Chief Kerlikowske, 59, became police chief in Seattle in 2000, after
serving as a deputy director for community policing at the Justice
Department in the Clinton administration. While there he worked with
Eric H. Holder Jr., then a deputy attorney general and now the head
of the department.

Before going to the Justice Department, Chief Kerlikowske was the
police chief in Buffalo and in Fort Myers and Port St. Lucie in
Florida. Under John P. Walters, the drug czar during most of the
administration of President George W. Bush, the drug office focused
on tough enforcement of drug laws, including emphases on marijuana
and drug use among youths. The agency pointed to reductions in the
use of certain kinds of drugs, but it was criticized by some local
law enforcement officials who said its priorities did not reflect
local concerns, from the rise of methamphetamine to the fight against
drug smuggling at the Mexican border.

"The difference is I'll be able to call Washington and get ahold of
Gil and he'll answer the phone," said William Lansdowne, the police
chief in San Diego and a member of the board of the Major Cities
Chiefs Association. Chief Kerlikowske is the president of the
association. "He listens. He's very open to new ideas. He'll build
cooperation."

Chief Lansdowne added, "He'll take a look at prevention as much as
enforcement."

But Chief Kerlikowske also has critics.

Norm Stamper, whom Chief Kerlikowske succeeded in Seattle, said he
was a "blank slate" on drug policy. Mr. Stamper, who left office not
long after the riots that broke out during a 1999 meeting of the
World Trade Organization in Seattle, supports legalizing marijuana
and spoke at Hempfest after leaving the chief's job. He said Chief
Kerlikowske had not been a vocal supporter of some of the city's drug
policies focused on treatment, like a needle exchange program or a
2003 city ballot initiative, overwhelmingly approved by voters, that
said enforcing the law against marijuana possession by adults should
be the department's lowest priority.

"The question is, if he were in a much more conservative community,
would he attempt to turn that around?" Mr.

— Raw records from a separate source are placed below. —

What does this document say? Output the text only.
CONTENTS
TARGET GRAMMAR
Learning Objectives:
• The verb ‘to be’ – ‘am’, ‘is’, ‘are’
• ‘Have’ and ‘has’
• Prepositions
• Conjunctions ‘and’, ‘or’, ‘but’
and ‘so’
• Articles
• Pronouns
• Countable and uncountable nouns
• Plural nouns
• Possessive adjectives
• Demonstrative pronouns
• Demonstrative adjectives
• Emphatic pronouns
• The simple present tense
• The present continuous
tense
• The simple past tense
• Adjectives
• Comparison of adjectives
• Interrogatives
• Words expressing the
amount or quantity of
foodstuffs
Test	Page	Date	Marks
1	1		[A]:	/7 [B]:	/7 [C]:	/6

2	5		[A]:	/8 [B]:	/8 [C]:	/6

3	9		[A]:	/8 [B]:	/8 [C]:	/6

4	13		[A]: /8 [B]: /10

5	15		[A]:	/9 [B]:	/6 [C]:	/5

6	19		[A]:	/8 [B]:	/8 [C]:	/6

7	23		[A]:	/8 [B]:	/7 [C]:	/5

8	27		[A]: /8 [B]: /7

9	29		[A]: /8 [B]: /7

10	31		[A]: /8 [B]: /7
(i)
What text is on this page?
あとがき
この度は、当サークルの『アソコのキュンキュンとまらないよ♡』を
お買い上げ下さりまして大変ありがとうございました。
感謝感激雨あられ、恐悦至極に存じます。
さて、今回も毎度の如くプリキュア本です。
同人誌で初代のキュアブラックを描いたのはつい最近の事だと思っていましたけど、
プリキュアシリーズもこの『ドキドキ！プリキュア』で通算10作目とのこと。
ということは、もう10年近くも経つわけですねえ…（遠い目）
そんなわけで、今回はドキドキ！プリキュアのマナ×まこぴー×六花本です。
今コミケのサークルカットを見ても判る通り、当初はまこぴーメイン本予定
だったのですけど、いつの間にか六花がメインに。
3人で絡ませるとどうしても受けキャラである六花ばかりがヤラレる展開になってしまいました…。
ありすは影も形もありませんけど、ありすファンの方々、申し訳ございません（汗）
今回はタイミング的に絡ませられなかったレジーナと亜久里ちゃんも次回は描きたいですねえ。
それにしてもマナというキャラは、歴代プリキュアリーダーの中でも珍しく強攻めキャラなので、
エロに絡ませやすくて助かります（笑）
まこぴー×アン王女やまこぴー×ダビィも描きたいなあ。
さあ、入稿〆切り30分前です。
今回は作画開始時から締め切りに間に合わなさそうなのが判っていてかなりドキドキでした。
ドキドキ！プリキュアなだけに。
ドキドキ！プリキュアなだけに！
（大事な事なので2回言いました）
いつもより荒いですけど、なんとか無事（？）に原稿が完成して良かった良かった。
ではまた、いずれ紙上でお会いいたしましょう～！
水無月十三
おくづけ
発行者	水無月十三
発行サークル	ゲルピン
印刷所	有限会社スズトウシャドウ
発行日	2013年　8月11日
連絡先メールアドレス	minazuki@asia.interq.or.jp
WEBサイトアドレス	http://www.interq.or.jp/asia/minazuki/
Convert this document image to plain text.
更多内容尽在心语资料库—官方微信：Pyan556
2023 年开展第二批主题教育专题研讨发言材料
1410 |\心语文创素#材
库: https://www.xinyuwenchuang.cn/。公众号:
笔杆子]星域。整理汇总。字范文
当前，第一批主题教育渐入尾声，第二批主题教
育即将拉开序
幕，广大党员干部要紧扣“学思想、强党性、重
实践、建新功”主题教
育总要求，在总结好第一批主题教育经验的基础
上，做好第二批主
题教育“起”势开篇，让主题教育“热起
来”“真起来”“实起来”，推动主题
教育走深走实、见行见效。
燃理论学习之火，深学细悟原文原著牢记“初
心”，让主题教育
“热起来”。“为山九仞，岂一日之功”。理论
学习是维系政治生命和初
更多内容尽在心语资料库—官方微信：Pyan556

Stamper said.

Others said that Mr. Kerlikowske's role as a police chief put him in
a delicate political position because he would not want to be accused
of being soft on crime. They note that he did not actively oppose the
2003 initiative and that he instructed his staff to comply with it
once it passed. They say that Seattle police officers in recent years
have kept their distance from the sites of needle exchanges.

Drug arrests are down in the city and overall crime is at a 40-year
low, though concerns have increased recently over gang violence.

Chief Kerlikowske has faced plenty of criticism during his time in
Seattle. In 2001, a study found that more than half of adults
arrested for drug crimes in the city were black, though less than 10
percent of the population was black. The chief vowed to address the
disparity, and it has decreased.

In 2002, he received a vote of no confidence from the local police
union. The year before, officers had been frustrated by his handling
of a Mardi Gras riot in which one person died and dozens were
injured. Some officers said they were prevented from intervening soon enough.

In 2007, a special commission found that the department had been too
lenient in disciplining officers in certain situations.

In 2004, the chief's duty weapon, a 9mm Glock pistol, was stolen from
his unmarked police car while he and his wife shopped downtown on the
day after Christmas. A police spokesman said later that the chief had
accidentally left his car unlocked but that he had not violated
department policy by leaving his gun in his car.